Single Point of Access: A single entry-way to receive cross-system services that eliminates multiple assessments, and uses validated screening and assessment instruments, and reduces the duplication of services.
Stakeholders: Those people who are interested, involved, and invested in the initiative in some way. This may include children and families, family organizations, advocates, community groups, funders, mental health and social service providers, or university or college-based research teams.
Strengths-Based: The approach to care that utilizes and values the existing, under-recognized strengths and resources in the youth, families, and community.
Support Group: A group (also known as a self help group) that aims to provide mutual support for its members. A support group gives caregivers an opportunity to share their feelings, problems and information with other people undergoing similar experiences.
System of Care: A system of care is a method of addressing children's mental health needs. It is developed on the premise that the mental health needs of children, adolescents, and their families can be met within their home, school, and community environments. These systems are also developed around the principles of being child-centered, family-driven, strength-based, and culturally competent; and involving interagency collaboration.
Technical Assistance Partnership: The Partnership for child and family mental health that is designed to assist and encourage the development of System of Care communities.

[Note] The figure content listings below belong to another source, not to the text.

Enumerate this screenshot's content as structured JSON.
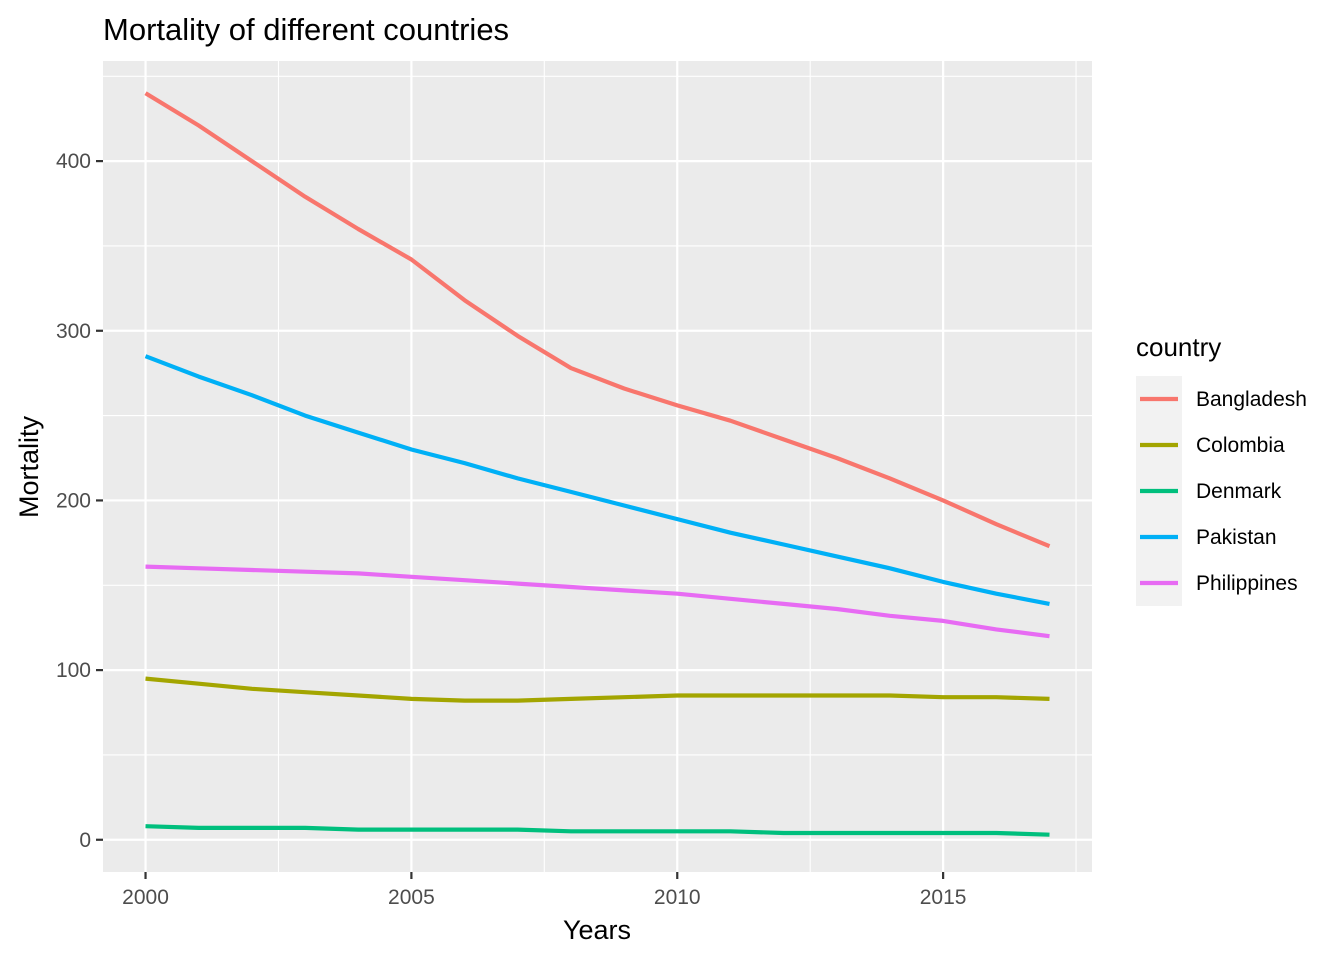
{
  "chart_data": {
    "type": "line",
    "title": "Mortality of different countries",
    "xlabel": "Years",
    "ylabel": "Mortality",
    "xlim": [
      1999.2,
      2017.8
    ],
    "ylim": [
      -19,
      459
    ],
    "x_ticks": [
      2000,
      2005,
      2010,
      2015
    ],
    "x_tick_labels": [
      "2000",
      "2005",
      "2010",
      "2015"
    ],
    "y_ticks": [
      0,
      100,
      200,
      300,
      400
    ],
    "y_tick_labels": [
      "0",
      "100",
      "200",
      "300",
      "400"
    ],
    "grid": true,
    "legend_title": "country",
    "legend_position": "right",
    "x": [
      2000,
      2001,
      2002,
      2003,
      2004,
      2005,
      2006,
      2007,
      2008,
      2009,
      2010,
      2011,
      2012,
      2013,
      2014,
      2015,
      2016,
      2017
    ],
    "series": [
      {
        "name": "Bangladesh",
        "color": "#F8766D",
        "values": [
          440,
          421,
          400,
          379,
          360,
          342,
          318,
          297,
          278,
          266,
          256,
          247,
          236,
          225,
          213,
          200,
          186,
          173
        ]
      },
      {
        "name": "Colombia",
        "color": "#A3A500",
        "values": [
          95,
          92,
          89,
          87,
          85,
          83,
          82,
          82,
          83,
          84,
          85,
          85,
          85,
          85,
          85,
          84,
          84,
          83
        ]
      },
      {
        "name": "Denmark",
        "color": "#00BF7D",
        "values": [
          8,
          7,
          7,
          7,
          6,
          6,
          6,
          6,
          5,
          5,
          5,
          5,
          4,
          4,
          4,
          4,
          4,
          3
        ]
      },
      {
        "name": "Pakistan",
        "color": "#00B0F6",
        "values": [
          285,
          273,
          262,
          250,
          240,
          230,
          222,
          213,
          205,
          197,
          189,
          181,
          174,
          167,
          160,
          152,
          145,
          139
        ]
      },
      {
        "name": "Philippines",
        "color": "#E76BF3",
        "values": [
          161,
          160,
          159,
          158,
          157,
          155,
          153,
          151,
          149,
          147,
          145,
          142,
          139,
          136,
          132,
          129,
          124,
          120
        ]
      }
    ]
  }
}
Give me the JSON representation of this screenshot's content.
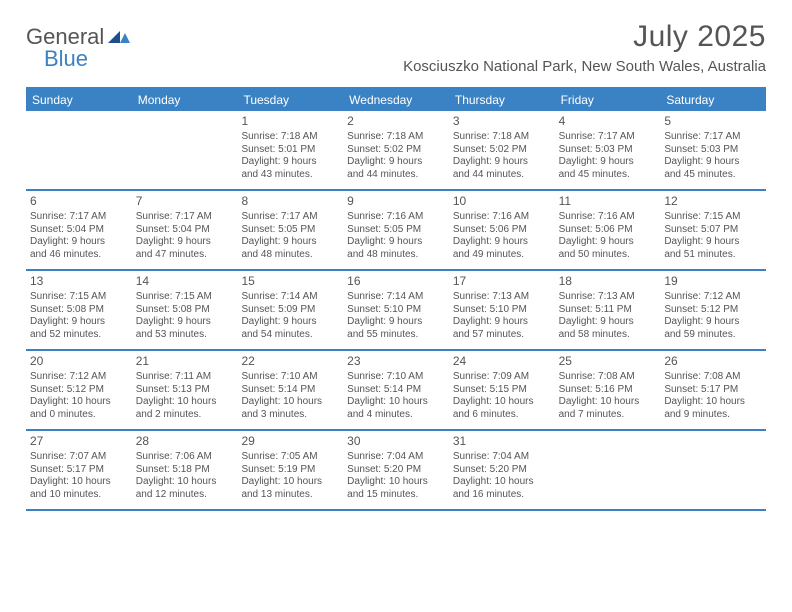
{
  "brand": {
    "part1": "General",
    "part2": "Blue"
  },
  "header": {
    "month": "July 2025",
    "location": "Kosciuszko National Park, New South Wales, Australia"
  },
  "colors": {
    "accent": "#3b82c4",
    "text": "#555555",
    "background": "#ffffff"
  },
  "dow": [
    "Sunday",
    "Monday",
    "Tuesday",
    "Wednesday",
    "Thursday",
    "Friday",
    "Saturday"
  ],
  "weeks": [
    [
      null,
      null,
      {
        "n": "1",
        "sr": "Sunrise: 7:18 AM",
        "ss": "Sunset: 5:01 PM",
        "d1": "Daylight: 9 hours",
        "d2": "and 43 minutes."
      },
      {
        "n": "2",
        "sr": "Sunrise: 7:18 AM",
        "ss": "Sunset: 5:02 PM",
        "d1": "Daylight: 9 hours",
        "d2": "and 44 minutes."
      },
      {
        "n": "3",
        "sr": "Sunrise: 7:18 AM",
        "ss": "Sunset: 5:02 PM",
        "d1": "Daylight: 9 hours",
        "d2": "and 44 minutes."
      },
      {
        "n": "4",
        "sr": "Sunrise: 7:17 AM",
        "ss": "Sunset: 5:03 PM",
        "d1": "Daylight: 9 hours",
        "d2": "and 45 minutes."
      },
      {
        "n": "5",
        "sr": "Sunrise: 7:17 AM",
        "ss": "Sunset: 5:03 PM",
        "d1": "Daylight: 9 hours",
        "d2": "and 45 minutes."
      }
    ],
    [
      {
        "n": "6",
        "sr": "Sunrise: 7:17 AM",
        "ss": "Sunset: 5:04 PM",
        "d1": "Daylight: 9 hours",
        "d2": "and 46 minutes."
      },
      {
        "n": "7",
        "sr": "Sunrise: 7:17 AM",
        "ss": "Sunset: 5:04 PM",
        "d1": "Daylight: 9 hours",
        "d2": "and 47 minutes."
      },
      {
        "n": "8",
        "sr": "Sunrise: 7:17 AM",
        "ss": "Sunset: 5:05 PM",
        "d1": "Daylight: 9 hours",
        "d2": "and 48 minutes."
      },
      {
        "n": "9",
        "sr": "Sunrise: 7:16 AM",
        "ss": "Sunset: 5:05 PM",
        "d1": "Daylight: 9 hours",
        "d2": "and 48 minutes."
      },
      {
        "n": "10",
        "sr": "Sunrise: 7:16 AM",
        "ss": "Sunset: 5:06 PM",
        "d1": "Daylight: 9 hours",
        "d2": "and 49 minutes."
      },
      {
        "n": "11",
        "sr": "Sunrise: 7:16 AM",
        "ss": "Sunset: 5:06 PM",
        "d1": "Daylight: 9 hours",
        "d2": "and 50 minutes."
      },
      {
        "n": "12",
        "sr": "Sunrise: 7:15 AM",
        "ss": "Sunset: 5:07 PM",
        "d1": "Daylight: 9 hours",
        "d2": "and 51 minutes."
      }
    ],
    [
      {
        "n": "13",
        "sr": "Sunrise: 7:15 AM",
        "ss": "Sunset: 5:08 PM",
        "d1": "Daylight: 9 hours",
        "d2": "and 52 minutes."
      },
      {
        "n": "14",
        "sr": "Sunrise: 7:15 AM",
        "ss": "Sunset: 5:08 PM",
        "d1": "Daylight: 9 hours",
        "d2": "and 53 minutes."
      },
      {
        "n": "15",
        "sr": "Sunrise: 7:14 AM",
        "ss": "Sunset: 5:09 PM",
        "d1": "Daylight: 9 hours",
        "d2": "and 54 minutes."
      },
      {
        "n": "16",
        "sr": "Sunrise: 7:14 AM",
        "ss": "Sunset: 5:10 PM",
        "d1": "Daylight: 9 hours",
        "d2": "and 55 minutes."
      },
      {
        "n": "17",
        "sr": "Sunrise: 7:13 AM",
        "ss": "Sunset: 5:10 PM",
        "d1": "Daylight: 9 hours",
        "d2": "and 57 minutes."
      },
      {
        "n": "18",
        "sr": "Sunrise: 7:13 AM",
        "ss": "Sunset: 5:11 PM",
        "d1": "Daylight: 9 hours",
        "d2": "and 58 minutes."
      },
      {
        "n": "19",
        "sr": "Sunrise: 7:12 AM",
        "ss": "Sunset: 5:12 PM",
        "d1": "Daylight: 9 hours",
        "d2": "and 59 minutes."
      }
    ],
    [
      {
        "n": "20",
        "sr": "Sunrise: 7:12 AM",
        "ss": "Sunset: 5:12 PM",
        "d1": "Daylight: 10 hours",
        "d2": "and 0 minutes."
      },
      {
        "n": "21",
        "sr": "Sunrise: 7:11 AM",
        "ss": "Sunset: 5:13 PM",
        "d1": "Daylight: 10 hours",
        "d2": "and 2 minutes."
      },
      {
        "n": "22",
        "sr": "Sunrise: 7:10 AM",
        "ss": "Sunset: 5:14 PM",
        "d1": "Daylight: 10 hours",
        "d2": "and 3 minutes."
      },
      {
        "n": "23",
        "sr": "Sunrise: 7:10 AM",
        "ss": "Sunset: 5:14 PM",
        "d1": "Daylight: 10 hours",
        "d2": "and 4 minutes."
      },
      {
        "n": "24",
        "sr": "Sunrise: 7:09 AM",
        "ss": "Sunset: 5:15 PM",
        "d1": "Daylight: 10 hours",
        "d2": "and 6 minutes."
      },
      {
        "n": "25",
        "sr": "Sunrise: 7:08 AM",
        "ss": "Sunset: 5:16 PM",
        "d1": "Daylight: 10 hours",
        "d2": "and 7 minutes."
      },
      {
        "n": "26",
        "sr": "Sunrise: 7:08 AM",
        "ss": "Sunset: 5:17 PM",
        "d1": "Daylight: 10 hours",
        "d2": "and 9 minutes."
      }
    ],
    [
      {
        "n": "27",
        "sr": "Sunrise: 7:07 AM",
        "ss": "Sunset: 5:17 PM",
        "d1": "Daylight: 10 hours",
        "d2": "and 10 minutes."
      },
      {
        "n": "28",
        "sr": "Sunrise: 7:06 AM",
        "ss": "Sunset: 5:18 PM",
        "d1": "Daylight: 10 hours",
        "d2": "and 12 minutes."
      },
      {
        "n": "29",
        "sr": "Sunrise: 7:05 AM",
        "ss": "Sunset: 5:19 PM",
        "d1": "Daylight: 10 hours",
        "d2": "and 13 minutes."
      },
      {
        "n": "30",
        "sr": "Sunrise: 7:04 AM",
        "ss": "Sunset: 5:20 PM",
        "d1": "Daylight: 10 hours",
        "d2": "and 15 minutes."
      },
      {
        "n": "31",
        "sr": "Sunrise: 7:04 AM",
        "ss": "Sunset: 5:20 PM",
        "d1": "Daylight: 10 hours",
        "d2": "and 16 minutes."
      },
      null,
      null
    ]
  ]
}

Transition-Age Youth: Young adults aged 16-21 who are in the process of aging out of the systems designated for children.
Workgroups: Separate groups that are considered an extension of the Full Partnership, and meet during, and between Full Partnership monthly meetings to complete tasks.
Wraparound Services: A collaborative team-based approach to offering services for children with emotional and behavioral problems and their families. Team members, who are identified by the child and family and other service providers meet regularly to create goals, implement treatment and monitor the outcome of individualized treatment plans.
Youth Assessment and Screening Instrument (YASI): Assesses risk, need and protective factors and helps develop case plans for youth. The YASI includes a brief "pre-screening" version which can be used at the time of intake to assist in early decision-making such as appropriateness and targets for diversion. The full YASI instrument examines and generates risk and protective scores for each of 10 domains, as well as overall risk classifications. These domains are legal history, family, school, community and peers, alcohol and drugs, mental health, aggression, (pro- and anti-social) attitudes, (social and cognitive) skills, and employment and free time. The final product is a case (supervision) plan that builds on those areas identified by the YASI and allows the probation officer to prioritize areas to be addressed, establish short- and long-term goals, and specific interventions (with persons responsible and target dates) for those areas.
Youth Leadership Group: A skill-building, activities-based group that encourages youth advocacy.